Historic vehicles such as ours cover tiny annual mileages as a whole. Kept as a fair weather conveyance, and driven from show to show, their tyres may stay on for far longer than the ten year cut-off date generally accepted by the rubber industry.

Against a rising trend of serious accidents caused by ‘illegal, defective or under inflated’ tyres, a six-year campaign to have older tyres examined finally began in March – after a six year campaign by a parent of a child killed by a 19 year old coach tyre which failed.

Roads Minister Jesse Norman announced the publicly-funded study, the first of its kind, was to be conducted by the Transport Research Laboratory, to provide “a fuller picture of the safety of tyres as they get older.”

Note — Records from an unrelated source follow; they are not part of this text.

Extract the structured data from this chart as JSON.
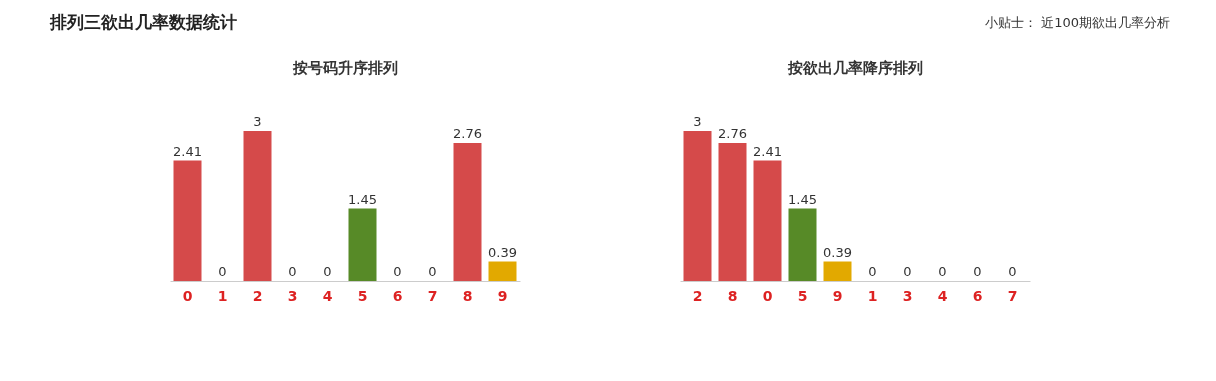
{
  "chart_data": [
    {
      "type": "other",
      "title": "排列三欲出几率数据统计",
      "annotations": [
        "小贴士：  近100期欲出几率分析"
      ]
    },
    {
      "type": "bar",
      "title": "按号码升序排列",
      "categories": [
        "0",
        "1",
        "2",
        "3",
        "4",
        "5",
        "6",
        "7",
        "8",
        "9"
      ],
      "values": [
        2.41,
        0,
        3,
        0,
        0,
        1.45,
        0,
        0,
        2.76,
        0.39
      ],
      "colors": [
        "#d54a4a",
        "#d54a4a",
        "#d54a4a",
        "#d54a4a",
        "#d54a4a",
        "#578a27",
        "#d54a4a",
        "#d54a4a",
        "#d54a4a",
        "#e2a900"
      ],
      "data_labels": true,
      "grid": false
    },
    {
      "type": "bar",
      "title": "按欲出几率降序排列",
      "categories": [
        "2",
        "8",
        "0",
        "5",
        "9",
        "1",
        "3",
        "4",
        "6",
        "7"
      ],
      "values": [
        3,
        2.76,
        2.41,
        1.45,
        0.39,
        0,
        0,
        0,
        0,
        0
      ],
      "colors": [
        "#d54a4a",
        "#d54a4a",
        "#d54a4a",
        "#578a27",
        "#e2a900",
        "#d54a4a",
        "#d54a4a",
        "#d54a4a",
        "#d54a4a",
        "#d54a4a"
      ],
      "data_labels": true,
      "grid": false
    }
  ]
}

Confined initially to buses and coaches – which have a legal minimum tread depth requirement of 1mm compared to the 1.6mm expected of cars – the 12-month survey could have long-lasting consequences on the historic vehicle movement.

NOT BEFORE TIME
Calls to examine the performance of older tyres are nothing new. Storied manufacturer Michelin proposed testing programme based on age and grip levels rather than tread depth; this, it argued last year, determines the safety margin of a tyre and the difference between avoiding an accident and causing one. Its data suggested a serious drop off in performance after tyres had seen out a decade.

Add in the effects of sunlight, loads carried and periods spent in indoor or outdoor storage off the road (typical for classic cars which, according to the National Historic Vehicle Survey 2016, cover just 1124 miles a year).

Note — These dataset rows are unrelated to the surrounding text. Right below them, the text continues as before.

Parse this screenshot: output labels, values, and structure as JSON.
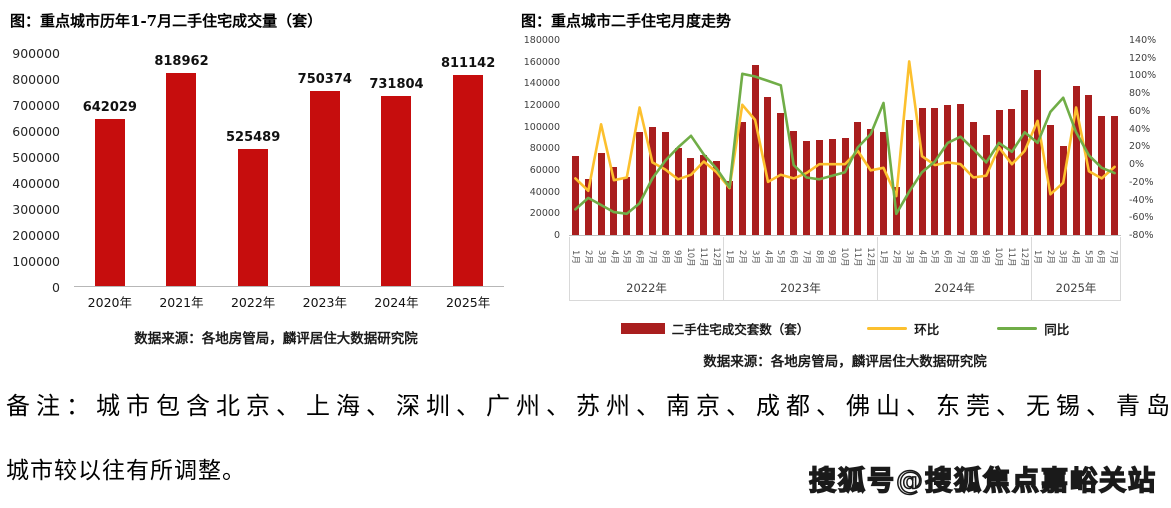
{
  "chart_data": [
    {
      "type": "bar",
      "title": "图：重点城市历年1-7月二手住宅成交量（套）",
      "categories": [
        "2020年",
        "2021年",
        "2022年",
        "2023年",
        "2024年",
        "2025年"
      ],
      "values": [
        642029,
        818962,
        525489,
        750374,
        731804,
        811142
      ],
      "y_ticks": [
        900000,
        800000,
        700000,
        600000,
        500000,
        400000,
        300000,
        200000,
        100000,
        0
      ],
      "ylim": [
        0,
        900000
      ],
      "bar_color": "#c60d0d",
      "grid": "off",
      "source": "数据来源：各地房管局，麟评居住大数据研究院"
    },
    {
      "type": "combo-bar-line",
      "title": "图：重点城市二手住宅月度走势",
      "years": [
        {
          "label": "2022年",
          "months": 12
        },
        {
          "label": "2023年",
          "months": 12
        },
        {
          "label": "2024年",
          "months": 12
        },
        {
          "label": "2025年",
          "months": 7
        }
      ],
      "month_labels": [
        "1月",
        "2月",
        "3月",
        "4月",
        "5月",
        "6月",
        "7月",
        "8月",
        "9月",
        "10月",
        "11月",
        "12月",
        "1月",
        "2月",
        "3月",
        "4月",
        "5月",
        "6月",
        "7月",
        "8月",
        "9月",
        "10月",
        "11月",
        "12月",
        "1月",
        "2月",
        "3月",
        "4月",
        "5月",
        "6月",
        "7月",
        "8月",
        "9月",
        "10月",
        "11月",
        "12月",
        "1月",
        "2月",
        "3月",
        "4月",
        "5月",
        "6月",
        "7月"
      ],
      "bars": {
        "name": "二手住宅成交套数（套）",
        "color": "#a91e1e",
        "values": [
          73000,
          52000,
          76000,
          63000,
          54000,
          95000,
          100000,
          95000,
          80000,
          71000,
          74000,
          68000,
          50000,
          104000,
          157000,
          127000,
          113000,
          96000,
          87000,
          88000,
          89000,
          90000,
          104000,
          98000,
          95000,
          44000,
          106000,
          117000,
          117000,
          120000,
          121000,
          104000,
          92000,
          115000,
          116000,
          134000,
          152000,
          102000,
          82000,
          138000,
          129000,
          110000,
          110000
        ]
      },
      "line_mom": {
        "name": "环比",
        "color": "#fcc02e",
        "unit": "%",
        "values": [
          -15,
          -29,
          46,
          -17,
          -14,
          65,
          3,
          -5,
          -16,
          -11,
          4,
          -8,
          -26,
          68,
          51,
          -19,
          -11,
          -15,
          -9,
          1,
          1,
          1,
          16,
          -6,
          -3,
          -35,
          117,
          10,
          0,
          3,
          1,
          -14,
          -12,
          20,
          1,
          16,
          50,
          -33,
          -20,
          65,
          -7,
          -15,
          -2
        ]
      },
      "line_yoy": {
        "name": "同比",
        "color": "#70ad47",
        "unit": "%",
        "values": [
          -50,
          -37,
          -45,
          -53,
          -55,
          -43,
          -15,
          5,
          20,
          33,
          12,
          -4,
          -25,
          103,
          100,
          95,
          90,
          0,
          -14,
          -16,
          -12,
          -8,
          20,
          35,
          70,
          -55,
          -30,
          -8,
          4,
          25,
          32,
          18,
          3,
          25,
          15,
          37,
          25,
          60,
          76,
          37,
          11,
          -3,
          -9
        ]
      },
      "left_axis": {
        "ticks": [
          180000,
          160000,
          140000,
          120000,
          100000,
          80000,
          60000,
          40000,
          20000,
          0
        ],
        "max": 180000
      },
      "right_axis": {
        "ticks": [
          "140%",
          "120%",
          "100%",
          "80%",
          "60%",
          "40%",
          "20%",
          "0%",
          "-20%",
          "-40%",
          "-60%",
          "-80%"
        ],
        "min": -80,
        "max": 140
      },
      "grid": "off",
      "legend_position": "bottom",
      "source": "数据来源：各地房管局，麟评居住大数据研究院"
    }
  ],
  "note": {
    "line1": "备注：城市包含北京、上海、深圳、广州、苏州、南京、成都、佛山、东莞、无锡、青岛、厦门、郑州，",
    "line2": "城市较以往有所调整。"
  },
  "watermark": "搜狐号@搜狐焦点嘉峪关站"
}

Jesse Norman added: “Existing guidance in this area has proven to be highly effective since 2012. “But we want to go further, to examine the issue of tyre ageing in detail.”

The DfT’s own statistical data set suggests that serious accidents from the aforementioned ‘illegal, defective or under-inflated’ tyres is heading upwards again; from a high of 146 incidents in 2014, contributing factors such as aged tyres caused 112 serious injuries in 2015, then rose again a year later with 120 people needing extensive rehabilitation.

Tyre age, of course, is not the only contributing factor, but it’s interesting that the DfT has chosen this emphasis for its research even before 2017’s tyre accident figures have been collected. Are we to see these statistics increase after MoT exemptions come into force?

THE INDUSTRY RESPONDS
Ben Field, managing director of Vintage Tyres, was pleased at Jesse Norman’s announcement.

“Tyres don’t improve with age, he commented. “On the surface, the rubber hardens and the tyre loses grip, particularly in the wet. Inside, the tyre can begin to delaminate. Delaminating may have no outer visual clues, but the integrity and safety of the tyre can be dramatically reduced. We don’t recommend fitting any tyre that’s more than eight years old, and any tyre over ten years old needs to be replaced, regardless of tread depth. We are, as a country, obsessed with tread depth as the key factor that decides if a tyre is safe or scrap.

Date codes have been moulded into tyres for decades now. It’s time they were checked as part the MoT. The fact that public service vehicles aren’t having their tyres torn off long before they reach old age by an effective testing system is an utter disgrace.”

We can but wait to see what the effects MoT exemptions will have on the DfT’s 12 month survey. While classic car enthusiasts will doubtless toe the line, the less scrupulous might abuse the lack of compulsory inspections. The continued presence of the part-worn tyre industry also worries some; although many firms are above board, a small minority sell tyres Trading Standards dubbed ‘lethal’. It wanted the whole second hand tyre trade shut down last year.

With no accurate statistics available for the age of tyres fitted to historic vehicles, Classics World will wait for the DfT’s findings with great interest.